Vox Hispaniae, vox Melonis

Le previsioni elettorali spagnole sono state almeno parzialmente smentite dalle urne: il vento di destra, che sembrava soffiare impetuoso spazzando via l’esperienza governativa di sinistra, si è quanto meno placato lasciando sul campo una situazione che assieme all’immediata ingovernabilità offre qualche speranza di ravvedimento operoso a livello di prospettive politiche spagnole ed europee.

Dietro la montante onda, che voleva una vittoria della destra a tinte fortemente voxiane, c’era in nuce il disegno molto meloniano e poco merkeliano di portare nel Parlamento europeo un’aria scaturente dall’alleanza tra popolari e destre sullo schema italiano attuale, vale a dire di un centro-destra molto spostato a destra in netta contrapposizione alla sinistra socialdemocratica e verde.
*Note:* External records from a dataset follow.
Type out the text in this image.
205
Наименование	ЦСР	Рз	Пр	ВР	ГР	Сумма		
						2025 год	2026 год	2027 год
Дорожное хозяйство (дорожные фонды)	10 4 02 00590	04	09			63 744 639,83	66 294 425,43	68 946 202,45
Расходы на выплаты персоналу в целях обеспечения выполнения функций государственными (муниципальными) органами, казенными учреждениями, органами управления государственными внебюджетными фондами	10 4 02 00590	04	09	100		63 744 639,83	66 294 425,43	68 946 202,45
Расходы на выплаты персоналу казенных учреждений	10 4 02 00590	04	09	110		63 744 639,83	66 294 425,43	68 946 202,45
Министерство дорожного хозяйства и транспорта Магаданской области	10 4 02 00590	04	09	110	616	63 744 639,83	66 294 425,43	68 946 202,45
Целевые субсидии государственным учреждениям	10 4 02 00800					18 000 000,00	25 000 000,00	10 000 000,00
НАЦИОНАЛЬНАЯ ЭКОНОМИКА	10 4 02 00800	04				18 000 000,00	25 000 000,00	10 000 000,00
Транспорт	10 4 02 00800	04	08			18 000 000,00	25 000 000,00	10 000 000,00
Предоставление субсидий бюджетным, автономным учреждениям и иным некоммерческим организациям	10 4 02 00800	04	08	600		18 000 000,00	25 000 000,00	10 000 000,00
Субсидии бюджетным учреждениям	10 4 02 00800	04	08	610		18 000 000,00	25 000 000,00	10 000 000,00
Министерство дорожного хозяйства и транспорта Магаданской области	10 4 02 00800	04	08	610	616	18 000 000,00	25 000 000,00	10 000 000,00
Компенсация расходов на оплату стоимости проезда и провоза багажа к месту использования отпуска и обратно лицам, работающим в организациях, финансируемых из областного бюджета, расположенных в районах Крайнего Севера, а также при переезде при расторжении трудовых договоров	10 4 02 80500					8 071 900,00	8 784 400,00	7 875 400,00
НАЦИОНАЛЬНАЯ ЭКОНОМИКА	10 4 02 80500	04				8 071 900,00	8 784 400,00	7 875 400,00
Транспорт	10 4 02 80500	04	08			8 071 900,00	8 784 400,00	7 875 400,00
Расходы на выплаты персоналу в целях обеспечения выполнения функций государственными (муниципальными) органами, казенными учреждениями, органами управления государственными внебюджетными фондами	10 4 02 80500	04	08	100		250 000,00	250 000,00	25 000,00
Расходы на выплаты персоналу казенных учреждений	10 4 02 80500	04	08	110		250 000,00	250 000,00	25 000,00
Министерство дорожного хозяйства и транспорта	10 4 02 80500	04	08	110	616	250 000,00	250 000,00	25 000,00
Fine delle grandi coalizioni e ritorno alla dialettica politica con lo sdoganamento anti-europeo dei vari sovranismi e populismi sparsi nel continente.

Gli elettori spagnoli hanno imposto una brusca frenata a questa marcia apparentemente inarrestabile. Probabilmente hanno ragionato e reagito, portando in primo piano i problemi sociali (lavoro e salari) e mettendo da parte le sirene identitarie (Dio, patria e famiglia), nazionaliste (prima le vecchie patrie della nuova patria europea), egoiste (prima i cittadini nostrani di quelli d’immigrazione), populiste (meglio i popoli singoli delle burocrazie europee).

Leggo in questo risultato elettorale un flebile e disperato appello alla sinistra a fare il proprio mestiere prima che sia troppo tardi. Verrà colto a livello spagnolo ed europeo? Faccio una provocatoria e semplicistica provocazione: in Francia la gente protesta con violenza nelle strade, in Spagna reagisce col voto, in Italia…sale il gradimento di Giorgia Meloni.

Perché negli altri Paesi europei c’è, bene o male, una reattività popolare, che non trova sbocchi positivi immediati, ma riesce comunque a farsi sentire, mentre il Italia il malcontento c’è ma non si vede e soprattutto non riesce a farsi sentire? Alle piazze e alle urne gli italiani preferiscono i bar, dove tutti si rifugiano in quel paese che si chiama qualunquismo e dove si ha solo il coraggio di mandare a cagare la politica. È chiaro che in un simile clima la destra ha buon gioco, mentre la sinistra arranca. Fino a quando?

L’elettorato italiano saprà prima o poi scuotersi dallo scettico torpore, lasciare perdere l’antipolitica del leghismo prima e del grillismo poi, abbandonare le nostalgie identitarie del melonismo, rendersi conto dell’impoverimento socio-economico dilagante, darsi una mossa per ricominciare a fare gli inevitabili conti con la politica? Oppure continuerà ad applaudire Sergio Mattarella e a votare Giorgia Meloni: un autentico ossimoro dell’attuale storia italiana.

Quando se magna Viva la Spagna? Un tempo si usava l’espressione “o Franza o Spagna, purché se magna”, attribuita al fiorentino Francesco Guicciardini, che fu ambasciatore presso la corte di Spagna, diplomatico e condottiero al servizio del Papato, infine grande storico, per significare l’opportunismo italiano sempre pronto a stare dalla parte di chi gli garantisce un piatto di lenticchie. Oggi potremmo rivedere e correggere questo modo di dire: “niente Franza, niente Spagna anche se nun se magna”.